HÉLIO SCHWARTSMAN
SÃO PAULO - "Moral Origins", de Christopher Boehm, é um livro importante. Como sugere o título, ele trata do surgimento da moralidade nos humanos, mas, ao contrário de obras congêneres, que têm como matéria-prima um misto de especulações filosóficas, modelos matemáticos, "insights" psicológicos e achados neurocientíficos, o autor, como bom antropólogo que é, busca evidências materiais para oferecer uma explicação histórica.
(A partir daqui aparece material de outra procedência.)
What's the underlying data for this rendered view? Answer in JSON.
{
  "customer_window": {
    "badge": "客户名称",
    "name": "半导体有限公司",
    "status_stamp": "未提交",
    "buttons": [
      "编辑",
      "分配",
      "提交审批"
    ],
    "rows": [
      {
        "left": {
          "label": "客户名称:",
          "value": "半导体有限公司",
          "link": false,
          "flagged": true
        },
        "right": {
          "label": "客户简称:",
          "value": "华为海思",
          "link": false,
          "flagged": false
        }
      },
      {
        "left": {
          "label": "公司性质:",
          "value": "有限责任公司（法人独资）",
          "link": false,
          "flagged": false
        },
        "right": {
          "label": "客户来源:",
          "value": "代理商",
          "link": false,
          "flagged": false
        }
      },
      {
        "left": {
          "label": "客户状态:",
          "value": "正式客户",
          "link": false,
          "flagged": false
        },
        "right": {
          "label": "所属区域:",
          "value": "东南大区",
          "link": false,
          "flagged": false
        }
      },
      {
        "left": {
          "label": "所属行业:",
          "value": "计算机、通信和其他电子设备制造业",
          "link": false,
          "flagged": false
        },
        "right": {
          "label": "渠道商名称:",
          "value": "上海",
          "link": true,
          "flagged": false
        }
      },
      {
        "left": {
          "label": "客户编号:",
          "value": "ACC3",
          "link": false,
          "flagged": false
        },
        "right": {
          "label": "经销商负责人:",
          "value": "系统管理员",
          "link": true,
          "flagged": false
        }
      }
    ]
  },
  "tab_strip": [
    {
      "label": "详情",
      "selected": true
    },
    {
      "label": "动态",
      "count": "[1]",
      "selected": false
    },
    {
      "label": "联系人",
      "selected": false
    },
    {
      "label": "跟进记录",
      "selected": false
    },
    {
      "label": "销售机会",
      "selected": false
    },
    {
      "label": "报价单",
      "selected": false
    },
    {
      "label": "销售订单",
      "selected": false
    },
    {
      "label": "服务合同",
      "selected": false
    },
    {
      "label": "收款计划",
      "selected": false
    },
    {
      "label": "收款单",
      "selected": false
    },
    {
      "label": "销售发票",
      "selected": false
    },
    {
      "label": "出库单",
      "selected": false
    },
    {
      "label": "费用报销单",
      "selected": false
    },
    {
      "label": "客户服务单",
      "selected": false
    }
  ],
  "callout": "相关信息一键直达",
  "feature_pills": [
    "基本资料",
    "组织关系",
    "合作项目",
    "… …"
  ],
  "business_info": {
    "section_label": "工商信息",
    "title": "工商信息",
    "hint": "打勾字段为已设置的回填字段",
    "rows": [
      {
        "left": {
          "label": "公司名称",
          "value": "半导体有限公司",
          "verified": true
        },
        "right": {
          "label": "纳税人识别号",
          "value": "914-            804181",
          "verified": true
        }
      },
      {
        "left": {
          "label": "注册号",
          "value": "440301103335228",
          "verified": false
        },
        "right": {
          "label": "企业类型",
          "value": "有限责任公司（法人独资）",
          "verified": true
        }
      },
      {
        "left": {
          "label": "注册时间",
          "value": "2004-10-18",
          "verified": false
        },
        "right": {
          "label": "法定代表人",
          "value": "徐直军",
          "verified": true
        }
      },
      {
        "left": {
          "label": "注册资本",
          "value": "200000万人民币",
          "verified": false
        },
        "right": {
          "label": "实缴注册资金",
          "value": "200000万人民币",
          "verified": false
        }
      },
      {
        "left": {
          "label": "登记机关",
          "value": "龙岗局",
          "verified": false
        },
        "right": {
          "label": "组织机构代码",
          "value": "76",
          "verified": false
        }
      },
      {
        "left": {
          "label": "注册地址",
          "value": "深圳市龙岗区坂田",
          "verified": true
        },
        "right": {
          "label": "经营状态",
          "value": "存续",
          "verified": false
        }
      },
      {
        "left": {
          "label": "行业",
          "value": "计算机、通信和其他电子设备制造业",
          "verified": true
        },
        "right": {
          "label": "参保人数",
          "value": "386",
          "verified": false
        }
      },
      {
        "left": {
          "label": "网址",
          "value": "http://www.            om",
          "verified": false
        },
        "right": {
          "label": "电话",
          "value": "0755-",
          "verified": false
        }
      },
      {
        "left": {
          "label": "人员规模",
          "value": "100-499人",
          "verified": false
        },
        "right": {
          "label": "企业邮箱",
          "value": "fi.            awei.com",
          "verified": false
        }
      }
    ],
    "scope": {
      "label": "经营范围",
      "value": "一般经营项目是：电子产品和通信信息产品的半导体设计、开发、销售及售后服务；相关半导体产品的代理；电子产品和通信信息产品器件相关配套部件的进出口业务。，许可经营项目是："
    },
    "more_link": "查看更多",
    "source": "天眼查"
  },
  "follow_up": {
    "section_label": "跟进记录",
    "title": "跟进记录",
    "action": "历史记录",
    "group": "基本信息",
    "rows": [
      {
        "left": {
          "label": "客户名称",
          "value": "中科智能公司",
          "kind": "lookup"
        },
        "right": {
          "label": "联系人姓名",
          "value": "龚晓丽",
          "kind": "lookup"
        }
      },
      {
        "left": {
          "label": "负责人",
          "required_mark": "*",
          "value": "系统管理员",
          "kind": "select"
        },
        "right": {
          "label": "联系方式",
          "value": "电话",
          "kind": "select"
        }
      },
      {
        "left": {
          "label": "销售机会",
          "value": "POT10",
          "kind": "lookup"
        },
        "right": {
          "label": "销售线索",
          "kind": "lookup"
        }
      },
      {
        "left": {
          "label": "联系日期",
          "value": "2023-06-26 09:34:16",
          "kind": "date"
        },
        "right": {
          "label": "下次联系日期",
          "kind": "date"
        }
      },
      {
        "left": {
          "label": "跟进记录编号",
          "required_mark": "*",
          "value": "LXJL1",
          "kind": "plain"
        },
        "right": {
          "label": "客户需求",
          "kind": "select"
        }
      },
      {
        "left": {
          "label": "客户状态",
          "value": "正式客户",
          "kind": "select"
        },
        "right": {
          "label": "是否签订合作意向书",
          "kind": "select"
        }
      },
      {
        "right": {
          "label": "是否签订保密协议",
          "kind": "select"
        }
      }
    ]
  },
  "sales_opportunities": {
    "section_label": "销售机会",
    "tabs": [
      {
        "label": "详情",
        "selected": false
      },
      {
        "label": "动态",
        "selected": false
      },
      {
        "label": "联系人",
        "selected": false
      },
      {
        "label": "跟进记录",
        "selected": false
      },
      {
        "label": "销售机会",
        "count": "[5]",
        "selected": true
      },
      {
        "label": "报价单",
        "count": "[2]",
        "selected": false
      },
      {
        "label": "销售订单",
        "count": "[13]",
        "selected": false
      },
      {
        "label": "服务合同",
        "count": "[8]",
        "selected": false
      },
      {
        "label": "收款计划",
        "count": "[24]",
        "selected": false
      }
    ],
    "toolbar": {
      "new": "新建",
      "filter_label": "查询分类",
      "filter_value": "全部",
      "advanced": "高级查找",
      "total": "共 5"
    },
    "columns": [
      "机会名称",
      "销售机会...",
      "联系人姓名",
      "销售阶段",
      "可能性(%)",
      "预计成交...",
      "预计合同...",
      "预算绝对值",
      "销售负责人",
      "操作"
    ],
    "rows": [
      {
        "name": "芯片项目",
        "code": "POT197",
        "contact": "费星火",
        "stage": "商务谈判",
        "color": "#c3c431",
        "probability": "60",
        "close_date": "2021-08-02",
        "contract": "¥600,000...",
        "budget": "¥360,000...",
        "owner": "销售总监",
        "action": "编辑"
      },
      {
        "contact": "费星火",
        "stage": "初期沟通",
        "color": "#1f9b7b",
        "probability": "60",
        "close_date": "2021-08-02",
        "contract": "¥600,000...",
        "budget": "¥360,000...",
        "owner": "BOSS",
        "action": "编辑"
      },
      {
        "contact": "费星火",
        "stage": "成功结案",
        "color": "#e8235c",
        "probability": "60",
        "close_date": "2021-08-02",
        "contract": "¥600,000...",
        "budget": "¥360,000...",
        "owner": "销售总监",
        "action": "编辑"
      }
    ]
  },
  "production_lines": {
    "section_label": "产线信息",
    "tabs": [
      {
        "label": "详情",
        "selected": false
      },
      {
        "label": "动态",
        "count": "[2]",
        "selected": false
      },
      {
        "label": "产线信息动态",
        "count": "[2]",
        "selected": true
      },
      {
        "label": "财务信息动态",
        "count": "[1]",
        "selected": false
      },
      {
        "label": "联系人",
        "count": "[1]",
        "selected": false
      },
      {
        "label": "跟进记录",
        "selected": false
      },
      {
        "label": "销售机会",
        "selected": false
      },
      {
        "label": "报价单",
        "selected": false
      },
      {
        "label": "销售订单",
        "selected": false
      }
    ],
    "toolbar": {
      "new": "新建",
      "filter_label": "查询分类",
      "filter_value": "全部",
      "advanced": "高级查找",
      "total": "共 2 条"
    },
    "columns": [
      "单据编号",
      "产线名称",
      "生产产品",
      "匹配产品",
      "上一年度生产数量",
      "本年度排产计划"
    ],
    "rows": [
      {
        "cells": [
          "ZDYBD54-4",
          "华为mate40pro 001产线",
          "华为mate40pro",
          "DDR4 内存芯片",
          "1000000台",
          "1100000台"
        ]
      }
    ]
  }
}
Recorrendo a observações zoológicas de chimpanzés e a um impressionante catálogo do comportamento de várias tribos de caçadores-coletores, Boehm sustenta que a moral humana começa com o igualitarismo. Enquanto nossos primos são animais fortemente hierárquicos, nós nos notabilizamos por formar alianças para destronar qualquer macho alfa que quisesse virar dono do pedaço. Fazíamos isso para garantir que a carne obtida nas caçadas fosse dividida de forma justa.Esse impulso igualitário disparou várias engrenagens. De um lado, valentões incorrigíveis e psicopatas foram eliminados fisicamente -e seus genes excluídos do pool da humanidade. De outro, indivíduos com pendores dominantes aprenderam a exercer o autocontrole, primeiro passo para desenvolver uma consciência moral. Esse processo de seleção social afetou até nossa biologia. O homem é o único animal que cora, a marca física de uma emoção moral.
Pelo meu relato, essa pode parecer mais uma "just so story", uma assertiva que não tem como ser confirmada nem falseada, ou seja, algo sem valor científico, mas, ao longo das 400 páginas da obra, o autor chega a ser obsessivo ao sustentar cada afirmação com evidências empíricas. É tão detalhista que, em algumas ocasiões, o livro se torna repetitivo.
Mesmo que não compremos pelo valor de face a hipótese de Boehm, o texto traz um conjunto admirável de observações bastante contundentes sobre nossa natureza.